The Harder They Come premiered at Los Angeles' Filmex in 1972 as a prime piece of exotica: the first feature made in Jamaica that was really about Jamaica (unlike my favorite Jamaica-set film, Dr. No). But campus hipsters everywhere instinctually understood its tale of political rebellion and rock explosion and turned this feral, scraggly, wildly elating movie into a mainstream phenomenon: one of the great college-town hits of its era.
The hero of this gleeful rabble-rouser is a sexy, innocent country boy who hopes to score big in Kingston singing sizzling, street-inspired reggae music.

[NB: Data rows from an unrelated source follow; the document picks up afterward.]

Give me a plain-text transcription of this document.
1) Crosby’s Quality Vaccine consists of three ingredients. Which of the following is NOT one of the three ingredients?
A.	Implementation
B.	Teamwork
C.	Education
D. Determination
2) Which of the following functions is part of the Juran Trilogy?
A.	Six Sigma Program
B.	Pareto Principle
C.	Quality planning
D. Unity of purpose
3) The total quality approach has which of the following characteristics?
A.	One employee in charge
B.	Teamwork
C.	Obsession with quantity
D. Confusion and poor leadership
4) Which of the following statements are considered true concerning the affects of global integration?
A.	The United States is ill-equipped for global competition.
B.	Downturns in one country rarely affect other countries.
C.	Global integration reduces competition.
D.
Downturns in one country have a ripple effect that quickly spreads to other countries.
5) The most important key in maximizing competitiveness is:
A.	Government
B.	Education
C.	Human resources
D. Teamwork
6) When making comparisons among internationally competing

He gets his chance to record, but balks when the local mogul offers him a mere $20. So he enters the island's marijuana trade -- and there too he's a rebel. He refuses to kowtow to the trade's regulators (who include the police) and becomes a legendary outlaw and cop-killer, a symbol of underclass revolt. That's when he becomes a pop star: The one track he recorded -- the catchy title number -- inflames the countryside. In the early '70s, the most seductive image offered to young black males in American movies was Superfly: a hustler preying on sybaritic white people. In The Harder They Come, the reggae star Jimmy Cliff got to embody a black folk hero with the stature of a Jamaican Jesse James.
Director Perry Henzell and his co-writer, Trevor D. Rhone, based their script both on an actual '50s outlaw, Rhygin (whose name may well have come from the English word "raging"), and on the rise of reggae music itself. Cross-fertilized from Jamaican pop and African drums, from the rolling pastoral rhythms of the dispersed rural poor, and from the hopped-up American rock 'n' roll and R&B that reverberated on cheap transistor radios, reggae was more ex-citing to ghetto blacks and threatening to other Jamaicans than earlier tropical crazes like calypso music. The singing group the Maytals, who coined the word "reggae," once defined it as music that sprang from the regular: everyday ghetto life in West Kingston. It depicted slum-dwellers' frustrations with urban corruption and violence and their hopes for redemption.
Henzell's gust of inspiration was to fuse this music with elemental imagery and yarn-spinning -- seeing the film in its first run was like reading underground comics with the stereo on high. Most of that effect survives the faded rerelease prints because of the film's vital atmosphere and electrifying soundtrack. Cliff invests the Rhygin-inspired role of Ivan with lyric avidity and the unself-conscious conviction of an actor who's run through many of his scenes in real life. Ivan puts on an ingratiating mask when he isn't singing or shooting. But when he performs, either as a gunman or a reggae star, his emotions come to points as sharp and clear as bullet holes. Cliff's songs range from the triumphant but nihilistic anthem of "The Harder They Come" ("the harder they fall -- one and all") to the sunny "You Can Get It If You Really Want" ("you'll succeed at last") and the soulful, melancholy "Many Rivers to Cross" ("but I can't seem to find my way over"). He's joined by other artists who helped stoke the reggae movement: the Maytals doing "Pressure Drop," an indelibly sweaty expression of a guilty conscience; Desmond Decker and his evocative "Shanty Town" ("Dem a loot, dem a shoot, dem a wail in shanty town"); and the Slickers' "Johnny Too Bad," a denunciation of the violent Kingston rude boys who patterned their behavior after movie gangsters and gunslingers.
Henzell attempts to chart Ivan's own media-fed violence and preening without moralizing; he also takes on reggae's marijuana-flavored spirituality, the purity and the hypocrisy of rigid Jamaican Christians, and the repressive collusion of all branches of the island's establishment. By the end, he loses his balance, trying to position Ivan somewhere between victim of circumstance and homicidal Robin Hood. But days after you see this movie, images of Cliff nuzzling a beautiful preacher's ward (Janet Bartley) or getting off on his own galvanic minstrelsy keep skittering through your mind. The Harder They Come has lost some of its sheen but none of its heat. It still gives you fever.